Mike Baden, sitting in the audience, had a question for Adam Bosch. "Affordable housing has a real stigma attached to it, both to the general population and to the people who might need it," said Baden. "The terminology of 'workforce housing' has helped to change that a little bit, but ... how do we get the message out that affordable housing is about real people that are part of the community?" Bosch returned that it takes a lot of patience to get people to realize that "Affordable means something different to everybody." Rosenberg added that people will listen more depending on "who is sending the message." Open-space advocates like himself who see the need for housing can change the minds of their neighbors who don't want change.
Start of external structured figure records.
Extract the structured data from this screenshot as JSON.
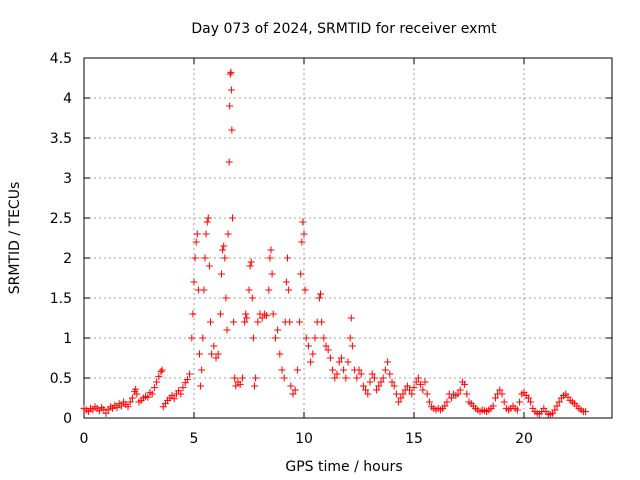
{
  "chart_data": {
    "type": "scatter",
    "title": "Day 073 of 2024, SRMTID for receiver exmt",
    "xlabel": "GPS time / hours",
    "ylabel": "SRMTID / TECUs",
    "xlim": [
      0,
      24
    ],
    "ylim": [
      0,
      4.5
    ],
    "xticks": [
      0,
      5,
      10,
      15,
      20
    ],
    "xtick_labels": [
      "0",
      "5",
      "10",
      "15",
      "20"
    ],
    "yticks": [
      0,
      0.5,
      1,
      1.5,
      2,
      2.5,
      3,
      3.5,
      4,
      4.5
    ],
    "ytick_labels": [
      "0",
      "0.5",
      "1",
      "1.5",
      "2",
      "2.5",
      "3",
      "3.5",
      "4",
      "4.5"
    ],
    "grid": true,
    "marker": "+",
    "color": "#ff0000",
    "series": [
      {
        "name": "SRMTID",
        "points": [
          [
            0.0,
            0.12
          ],
          [
            0.1,
            0.1
          ],
          [
            0.2,
            0.08
          ],
          [
            0.3,
            0.12
          ],
          [
            0.4,
            0.1
          ],
          [
            0.5,
            0.14
          ],
          [
            0.6,
            0.12
          ],
          [
            0.7,
            0.09
          ],
          [
            0.8,
            0.13
          ],
          [
            0.9,
            0.11
          ],
          [
            1.0,
            0.06
          ],
          [
            1.1,
            0.1
          ],
          [
            1.2,
            0.14
          ],
          [
            1.3,
            0.12
          ],
          [
            1.4,
            0.16
          ],
          [
            1.5,
            0.13
          ],
          [
            1.6,
            0.18
          ],
          [
            1.7,
            0.15
          ],
          [
            1.8,
            0.2
          ],
          [
            1.9,
            0.17
          ],
          [
            2.0,
            0.14
          ],
          [
            2.1,
            0.2
          ],
          [
            2.2,
            0.25
          ],
          [
            2.3,
            0.33
          ],
          [
            2.35,
            0.36
          ],
          [
            2.4,
            0.3
          ],
          [
            2.5,
            0.2
          ],
          [
            2.6,
            0.22
          ],
          [
            2.7,
            0.25
          ],
          [
            2.8,
            0.27
          ],
          [
            2.9,
            0.26
          ],
          [
            3.0,
            0.32
          ],
          [
            3.1,
            0.3
          ],
          [
            3.2,
            0.38
          ],
          [
            3.3,
            0.45
          ],
          [
            3.4,
            0.52
          ],
          [
            3.5,
            0.58
          ],
          [
            3.55,
            0.6
          ],
          [
            3.6,
            0.14
          ],
          [
            3.7,
            0.18
          ],
          [
            3.8,
            0.22
          ],
          [
            3.9,
            0.25
          ],
          [
            4.0,
            0.28
          ],
          [
            4.1,
            0.24
          ],
          [
            4.2,
            0.3
          ],
          [
            4.3,
            0.34
          ],
          [
            4.4,
            0.3
          ],
          [
            4.5,
            0.38
          ],
          [
            4.6,
            0.44
          ],
          [
            4.7,
            0.48
          ],
          [
            4.8,
            0.55
          ],
          [
            4.9,
            1.0
          ],
          [
            4.95,
            1.3
          ],
          [
            5.0,
            1.7
          ],
          [
            5.05,
            2.0
          ],
          [
            5.1,
            2.2
          ],
          [
            5.15,
            2.3
          ],
          [
            5.2,
            1.6
          ],
          [
            5.25,
            0.8
          ],
          [
            5.3,
            0.4
          ],
          [
            5.35,
            0.6
          ],
          [
            5.4,
            1.0
          ],
          [
            5.45,
            1.6
          ],
          [
            5.5,
            2.0
          ],
          [
            5.55,
            2.3
          ],
          [
            5.6,
            2.45
          ],
          [
            5.65,
            2.5
          ],
          [
            5.7,
            1.9
          ],
          [
            5.75,
            1.2
          ],
          [
            5.8,
            0.8
          ],
          [
            5.9,
            0.9
          ],
          [
            6.0,
            0.75
          ],
          [
            6.1,
            0.8
          ],
          [
            6.2,
            1.3
          ],
          [
            6.25,
            1.8
          ],
          [
            6.3,
            2.1
          ],
          [
            6.35,
            2.15
          ],
          [
            6.4,
            2.0
          ],
          [
            6.45,
            1.5
          ],
          [
            6.5,
            1.1
          ],
          [
            6.55,
            2.3
          ],
          [
            6.6,
            3.2
          ],
          [
            6.62,
            3.9
          ],
          [
            6.65,
            4.3
          ],
          [
            6.68,
            4.32
          ],
          [
            6.7,
            4.1
          ],
          [
            6.72,
            3.6
          ],
          [
            6.75,
            2.5
          ],
          [
            6.8,
            1.2
          ],
          [
            6.85,
            0.5
          ],
          [
            6.9,
            0.4
          ],
          [
            7.0,
            0.45
          ],
          [
            7.1,
            0.42
          ],
          [
            7.2,
            0.5
          ],
          [
            7.3,
            1.2
          ],
          [
            7.35,
            1.3
          ],
          [
            7.4,
            1.25
          ],
          [
            7.5,
            1.6
          ],
          [
            7.55,
            1.9
          ],
          [
            7.6,
            1.95
          ],
          [
            7.65,
            1.5
          ],
          [
            7.7,
            1.0
          ],
          [
            7.75,
            0.4
          ],
          [
            7.8,
            0.5
          ],
          [
            7.9,
            1.2
          ],
          [
            8.0,
            1.3
          ],
          [
            8.1,
            1.25
          ],
          [
            8.2,
            1.3
          ],
          [
            8.3,
            1.28
          ],
          [
            8.4,
            1.6
          ],
          [
            8.45,
            2.0
          ],
          [
            8.5,
            2.1
          ],
          [
            8.55,
            1.8
          ],
          [
            8.6,
            1.3
          ],
          [
            8.7,
            1.0
          ],
          [
            8.8,
            1.1
          ],
          [
            8.9,
            0.8
          ],
          [
            9.0,
            0.6
          ],
          [
            9.1,
            0.5
          ],
          [
            9.15,
            1.2
          ],
          [
            9.2,
            1.7
          ],
          [
            9.25,
            2.0
          ],
          [
            9.3,
            1.6
          ],
          [
            9.35,
            1.2
          ],
          [
            9.4,
            0.4
          ],
          [
            9.5,
            0.3
          ],
          [
            9.6,
            0.35
          ],
          [
            9.7,
            0.6
          ],
          [
            9.8,
            1.2
          ],
          [
            9.85,
            1.8
          ],
          [
            9.9,
            2.2
          ],
          [
            9.95,
            2.45
          ],
          [
            10.0,
            2.3
          ],
          [
            10.05,
            1.6
          ],
          [
            10.1,
            1.0
          ],
          [
            10.2,
            0.9
          ],
          [
            10.3,
            0.7
          ],
          [
            10.4,
            0.8
          ],
          [
            10.5,
            1.0
          ],
          [
            10.6,
            1.2
          ],
          [
            10.7,
            1.5
          ],
          [
            10.75,
            1.55
          ],
          [
            10.8,
            1.2
          ],
          [
            10.9,
            1.0
          ],
          [
            11.0,
            0.9
          ],
          [
            11.1,
            0.85
          ],
          [
            11.2,
            0.75
          ],
          [
            11.3,
            0.6
          ],
          [
            11.4,
            0.5
          ],
          [
            11.5,
            0.55
          ],
          [
            11.6,
            0.7
          ],
          [
            11.7,
            0.75
          ],
          [
            11.8,
            0.6
          ],
          [
            11.9,
            0.5
          ],
          [
            12.0,
            0.7
          ],
          [
            12.1,
            1.0
          ],
          [
            12.15,
            1.25
          ],
          [
            12.2,
            0.9
          ],
          [
            12.3,
            0.6
          ],
          [
            12.4,
            0.5
          ],
          [
            12.5,
            0.6
          ],
          [
            12.6,
            0.55
          ],
          [
            12.7,
            0.4
          ],
          [
            12.8,
            0.35
          ],
          [
            12.9,
            0.3
          ],
          [
            13.0,
            0.45
          ],
          [
            13.1,
            0.55
          ],
          [
            13.2,
            0.5
          ],
          [
            13.3,
            0.35
          ],
          [
            13.4,
            0.4
          ],
          [
            13.5,
            0.45
          ],
          [
            13.6,
            0.5
          ],
          [
            13.7,
            0.6
          ],
          [
            13.8,
            0.7
          ],
          [
            13.9,
            0.55
          ],
          [
            14.0,
            0.45
          ],
          [
            14.1,
            0.4
          ],
          [
            14.2,
            0.3
          ],
          [
            14.3,
            0.2
          ],
          [
            14.4,
            0.25
          ],
          [
            14.5,
            0.3
          ],
          [
            14.6,
            0.35
          ],
          [
            14.7,
            0.4
          ],
          [
            14.8,
            0.35
          ],
          [
            14.9,
            0.3
          ],
          [
            15.0,
            0.38
          ],
          [
            15.1,
            0.45
          ],
          [
            15.2,
            0.5
          ],
          [
            15.3,
            0.42
          ],
          [
            15.4,
            0.35
          ],
          [
            15.5,
            0.45
          ],
          [
            15.6,
            0.3
          ],
          [
            15.7,
            0.2
          ],
          [
            15.8,
            0.14
          ],
          [
            15.9,
            0.12
          ],
          [
            16.0,
            0.1
          ],
          [
            16.1,
            0.12
          ],
          [
            16.2,
            0.1
          ],
          [
            16.3,
            0.12
          ],
          [
            16.4,
            0.15
          ],
          [
            16.5,
            0.2
          ],
          [
            16.6,
            0.3
          ],
          [
            16.7,
            0.25
          ],
          [
            16.8,
            0.3
          ],
          [
            16.9,
            0.28
          ],
          [
            17.0,
            0.3
          ],
          [
            17.1,
            0.35
          ],
          [
            17.2,
            0.45
          ],
          [
            17.3,
            0.42
          ],
          [
            17.4,
            0.3
          ],
          [
            17.5,
            0.2
          ],
          [
            17.6,
            0.18
          ],
          [
            17.7,
            0.15
          ],
          [
            17.8,
            0.12
          ],
          [
            17.9,
            0.1
          ],
          [
            18.0,
            0.08
          ],
          [
            18.1,
            0.1
          ],
          [
            18.2,
            0.09
          ],
          [
            18.3,
            0.08
          ],
          [
            18.4,
            0.1
          ],
          [
            18.5,
            0.12
          ],
          [
            18.6,
            0.15
          ],
          [
            18.7,
            0.25
          ],
          [
            18.8,
            0.3
          ],
          [
            18.9,
            0.35
          ],
          [
            19.0,
            0.3
          ],
          [
            19.1,
            0.2
          ],
          [
            19.2,
            0.12
          ],
          [
            19.3,
            0.1
          ],
          [
            19.4,
            0.12
          ],
          [
            19.5,
            0.15
          ],
          [
            19.6,
            0.12
          ],
          [
            19.7,
            0.1
          ],
          [
            19.8,
            0.2
          ],
          [
            19.9,
            0.3
          ],
          [
            20.0,
            0.32
          ],
          [
            20.1,
            0.28
          ],
          [
            20.2,
            0.25
          ],
          [
            20.3,
            0.2
          ],
          [
            20.4,
            0.12
          ],
          [
            20.5,
            0.08
          ],
          [
            20.6,
            0.06
          ],
          [
            20.7,
            0.05
          ],
          [
            20.8,
            0.08
          ],
          [
            20.9,
            0.12
          ],
          [
            21.0,
            0.08
          ],
          [
            21.1,
            0.05
          ],
          [
            21.2,
            0.04
          ],
          [
            21.3,
            0.06
          ],
          [
            21.4,
            0.1
          ],
          [
            21.5,
            0.15
          ],
          [
            21.6,
            0.2
          ],
          [
            21.7,
            0.25
          ],
          [
            21.8,
            0.28
          ],
          [
            21.9,
            0.3
          ],
          [
            22.0,
            0.26
          ],
          [
            22.1,
            0.22
          ],
          [
            22.2,
            0.2
          ],
          [
            22.3,
            0.18
          ],
          [
            22.4,
            0.15
          ],
          [
            22.5,
            0.12
          ],
          [
            22.6,
            0.1
          ],
          [
            22.7,
            0.08
          ],
          [
            22.8,
            0.08
          ]
        ]
      }
    ]
  }
}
Rod McKuen, supervisor of Red Hook, had a success story to tell. His town created a community land trust and were able to buy a piece of property that had been a working farm. Part of the land will be conserved, and on the rest, homes will be built for sale at below-market rates, with the caveat that those houses can't be sold at market rate when they change owners.
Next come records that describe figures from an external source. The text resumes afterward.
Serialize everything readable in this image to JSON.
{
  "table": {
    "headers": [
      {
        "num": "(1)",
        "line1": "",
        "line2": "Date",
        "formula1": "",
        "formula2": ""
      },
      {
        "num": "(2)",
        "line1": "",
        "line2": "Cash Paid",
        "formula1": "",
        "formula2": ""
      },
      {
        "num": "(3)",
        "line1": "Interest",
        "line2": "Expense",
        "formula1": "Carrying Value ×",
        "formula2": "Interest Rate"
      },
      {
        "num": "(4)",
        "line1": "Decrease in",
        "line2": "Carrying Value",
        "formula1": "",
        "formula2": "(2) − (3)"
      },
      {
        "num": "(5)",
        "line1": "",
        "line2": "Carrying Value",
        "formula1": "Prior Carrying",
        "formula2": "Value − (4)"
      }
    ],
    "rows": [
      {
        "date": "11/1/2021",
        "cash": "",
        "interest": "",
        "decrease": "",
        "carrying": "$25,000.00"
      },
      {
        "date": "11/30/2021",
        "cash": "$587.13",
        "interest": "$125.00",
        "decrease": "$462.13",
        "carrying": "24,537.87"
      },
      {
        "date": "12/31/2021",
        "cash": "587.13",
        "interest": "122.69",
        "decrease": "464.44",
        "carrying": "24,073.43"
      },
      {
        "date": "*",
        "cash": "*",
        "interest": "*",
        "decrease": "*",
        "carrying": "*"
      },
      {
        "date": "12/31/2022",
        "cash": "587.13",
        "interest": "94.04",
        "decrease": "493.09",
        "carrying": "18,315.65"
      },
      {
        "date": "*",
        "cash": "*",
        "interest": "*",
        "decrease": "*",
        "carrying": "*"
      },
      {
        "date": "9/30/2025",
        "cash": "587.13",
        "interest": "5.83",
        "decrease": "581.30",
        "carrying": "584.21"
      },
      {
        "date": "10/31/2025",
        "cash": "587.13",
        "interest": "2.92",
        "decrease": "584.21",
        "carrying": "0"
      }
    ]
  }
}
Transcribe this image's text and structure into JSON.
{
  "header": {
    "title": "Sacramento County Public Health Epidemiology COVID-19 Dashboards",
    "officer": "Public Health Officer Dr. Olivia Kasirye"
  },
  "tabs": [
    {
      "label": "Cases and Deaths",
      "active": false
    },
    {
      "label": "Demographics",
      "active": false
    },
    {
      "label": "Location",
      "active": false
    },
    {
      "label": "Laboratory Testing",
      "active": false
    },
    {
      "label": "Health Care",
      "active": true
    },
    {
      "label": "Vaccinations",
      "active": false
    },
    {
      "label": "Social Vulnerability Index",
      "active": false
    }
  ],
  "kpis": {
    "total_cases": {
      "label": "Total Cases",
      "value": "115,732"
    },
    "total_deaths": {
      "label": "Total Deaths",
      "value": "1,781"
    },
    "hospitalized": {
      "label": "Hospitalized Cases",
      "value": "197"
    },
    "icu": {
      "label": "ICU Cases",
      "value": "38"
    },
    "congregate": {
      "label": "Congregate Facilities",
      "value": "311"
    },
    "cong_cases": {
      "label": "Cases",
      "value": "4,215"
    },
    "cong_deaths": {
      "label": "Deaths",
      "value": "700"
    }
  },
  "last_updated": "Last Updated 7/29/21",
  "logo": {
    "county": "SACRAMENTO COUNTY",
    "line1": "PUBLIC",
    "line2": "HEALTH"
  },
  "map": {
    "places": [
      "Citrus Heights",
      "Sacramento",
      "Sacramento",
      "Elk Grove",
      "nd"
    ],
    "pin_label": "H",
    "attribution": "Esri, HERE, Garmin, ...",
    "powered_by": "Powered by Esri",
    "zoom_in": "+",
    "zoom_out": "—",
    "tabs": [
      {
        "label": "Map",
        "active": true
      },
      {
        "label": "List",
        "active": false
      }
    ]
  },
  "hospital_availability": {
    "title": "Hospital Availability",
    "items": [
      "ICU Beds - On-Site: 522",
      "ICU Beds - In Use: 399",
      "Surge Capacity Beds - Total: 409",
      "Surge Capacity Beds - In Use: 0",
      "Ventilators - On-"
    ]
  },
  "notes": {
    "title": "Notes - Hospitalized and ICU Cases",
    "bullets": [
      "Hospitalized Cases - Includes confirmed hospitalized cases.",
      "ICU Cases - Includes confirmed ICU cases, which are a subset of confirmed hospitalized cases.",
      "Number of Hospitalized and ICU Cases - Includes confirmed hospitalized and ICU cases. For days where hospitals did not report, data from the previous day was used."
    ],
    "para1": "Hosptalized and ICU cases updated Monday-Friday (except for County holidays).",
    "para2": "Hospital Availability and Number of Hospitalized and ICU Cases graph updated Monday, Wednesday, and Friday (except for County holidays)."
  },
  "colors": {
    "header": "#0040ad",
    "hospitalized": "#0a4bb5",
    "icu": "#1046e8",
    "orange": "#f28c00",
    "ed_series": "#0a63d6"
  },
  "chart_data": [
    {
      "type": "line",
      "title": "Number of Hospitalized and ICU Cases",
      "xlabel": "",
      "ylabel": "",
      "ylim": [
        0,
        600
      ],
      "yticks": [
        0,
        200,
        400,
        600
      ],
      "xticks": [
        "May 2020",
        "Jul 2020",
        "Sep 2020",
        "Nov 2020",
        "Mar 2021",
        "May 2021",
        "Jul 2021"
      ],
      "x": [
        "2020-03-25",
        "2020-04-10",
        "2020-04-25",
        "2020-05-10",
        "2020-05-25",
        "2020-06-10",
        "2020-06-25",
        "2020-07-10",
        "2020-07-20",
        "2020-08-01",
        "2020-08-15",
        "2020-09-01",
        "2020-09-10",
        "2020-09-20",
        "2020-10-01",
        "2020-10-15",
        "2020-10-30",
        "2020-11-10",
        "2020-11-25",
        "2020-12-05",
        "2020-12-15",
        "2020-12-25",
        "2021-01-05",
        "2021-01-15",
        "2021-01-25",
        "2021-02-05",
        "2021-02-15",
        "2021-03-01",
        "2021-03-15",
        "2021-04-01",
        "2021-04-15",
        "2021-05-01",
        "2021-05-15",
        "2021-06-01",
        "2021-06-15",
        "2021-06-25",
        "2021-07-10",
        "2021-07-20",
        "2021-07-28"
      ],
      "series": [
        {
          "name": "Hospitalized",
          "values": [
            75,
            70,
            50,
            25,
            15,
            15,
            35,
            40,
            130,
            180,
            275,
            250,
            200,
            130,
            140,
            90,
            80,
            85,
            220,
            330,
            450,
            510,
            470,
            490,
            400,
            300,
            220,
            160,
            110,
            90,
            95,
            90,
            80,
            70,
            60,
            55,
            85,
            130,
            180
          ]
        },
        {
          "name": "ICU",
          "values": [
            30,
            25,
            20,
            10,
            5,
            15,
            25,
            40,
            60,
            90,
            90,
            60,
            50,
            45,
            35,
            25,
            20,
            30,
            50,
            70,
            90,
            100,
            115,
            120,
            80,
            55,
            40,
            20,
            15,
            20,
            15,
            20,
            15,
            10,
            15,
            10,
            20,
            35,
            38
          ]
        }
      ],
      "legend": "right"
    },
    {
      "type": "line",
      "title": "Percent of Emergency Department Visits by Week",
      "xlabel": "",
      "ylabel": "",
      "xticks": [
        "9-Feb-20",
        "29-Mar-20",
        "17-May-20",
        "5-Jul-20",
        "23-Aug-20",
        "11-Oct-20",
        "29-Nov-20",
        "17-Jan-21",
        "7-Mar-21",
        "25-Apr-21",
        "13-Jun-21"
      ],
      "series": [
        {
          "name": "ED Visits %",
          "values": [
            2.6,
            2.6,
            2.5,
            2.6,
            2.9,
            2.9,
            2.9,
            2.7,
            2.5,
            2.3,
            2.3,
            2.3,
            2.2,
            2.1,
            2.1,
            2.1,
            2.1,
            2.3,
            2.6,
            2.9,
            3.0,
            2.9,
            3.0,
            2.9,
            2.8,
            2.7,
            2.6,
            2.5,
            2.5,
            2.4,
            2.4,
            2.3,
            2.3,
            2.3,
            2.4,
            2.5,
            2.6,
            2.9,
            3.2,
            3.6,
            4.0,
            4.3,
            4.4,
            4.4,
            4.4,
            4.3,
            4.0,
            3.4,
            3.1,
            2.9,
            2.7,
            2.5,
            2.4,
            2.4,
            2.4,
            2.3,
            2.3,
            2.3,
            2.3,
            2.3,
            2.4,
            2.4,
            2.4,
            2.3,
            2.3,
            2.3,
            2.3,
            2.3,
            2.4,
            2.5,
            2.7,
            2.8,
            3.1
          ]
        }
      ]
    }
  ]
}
Kai Lord-Farmer, who works for Ulster County as a planner in workforce housing/climate action, said, "We're doing a site inventory of everywhere that there's a potential for an affordable housing development, and we're also bringing in community members to help design what affordable housing might look like in their community. You can't be a NIMBY if you're the one who's designing the project." He believes "the crisis itself is an opportunity. I'm hearing from my staff that folks are talking about ideas that they never thought they would hear communities talking about." Housing solutions that accommodate open space as well depend on "political will," said McKuen, "elected officials who don't cave" to special interests, on being OK with "not having everyone love you," said Lord-Farmer, and on "finding the right way to communicate," said Weston Minissali, who works for Taproot Community Land Trust.
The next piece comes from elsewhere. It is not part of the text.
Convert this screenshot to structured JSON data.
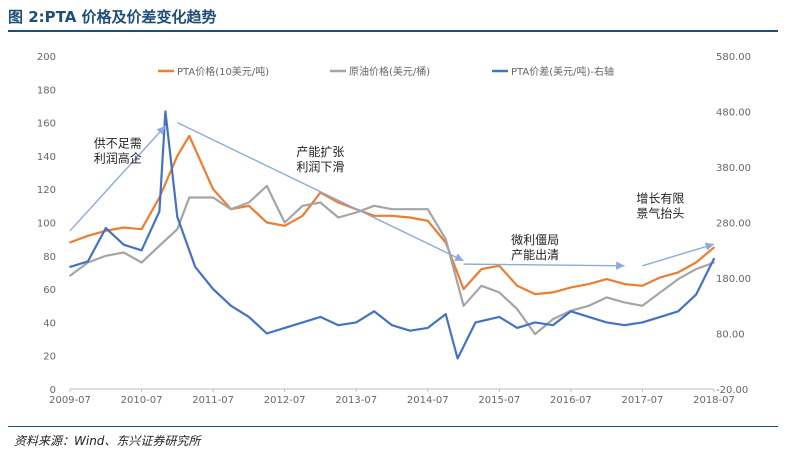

Thinking back later on what he had heard at the conference, Parete said, “I definitely liked the Community Land Trust and the Housing Trust [ideas]. In Marbletown, we’ve got the Mohonk Preserve, we’ve got part of the DEC watershed” surrounding the Ashokan reservoir. “The community preservation fund is going to help preserve more properties down the road that the community thinks are appropriate. At the same time, we recognize that people have to have a spot to live, an affordable place to live, and ‘affordable’ is different for everybody … it can’t all be "900,000 and up." He envisions working to procure federal or state housing grants, “whether they’re rentals or you can buy ‘em or a combination of both. In Marbletown, the board is really committed to working on our zoning laws" to accommodate "housing for teachers and service-industry workers and firemen and police officers … our comp plan calls for that … we need to encourage it, to support it. Our hands are a little bit tied … we’re limited, we’re not an urban area that’s got water and sewer. We can’t have too dense housing.”

Asked how much money the real-estate purchase tax had brought in this year, Parete replied, " As of August I believe we’re at about $220,000 ... I’m hoping we can have $250,000 to $275,000 [by the end of the year]. The purpose is to preserve farms and/or to purchase easements [on] properties to extend trails, or to preserve ecologically sensitive areas, which as a community we would like to see preserved as open space … OSI, the Open Space Institute, recently purchased the 97-acre Osterhoudt property, near the Marbletown school off Atwood Road. We entered into an agreement with OSI to purchase it for $1.1 million.” Possible plans include trails, a gazebo, community gardens, as well as wildlife habitat, “things that the people in this community are interested in … that’s where this money is going to go.”

Baden said one thing stuck out for him. "I loved hearing from the professional developer Kearney Group about how these types of developments can work." Kenneth Kearney had explained how he had managed to put up mixed-use and affordable housing in the region and made it a profitable business.

"Getting community buy-in can be hard," Baden reflected, "but can be accomplished with facts rather than rumor and imagined incorrect ideas of what affordable housing means and the people who need it. It is a one parcel at a time type of action."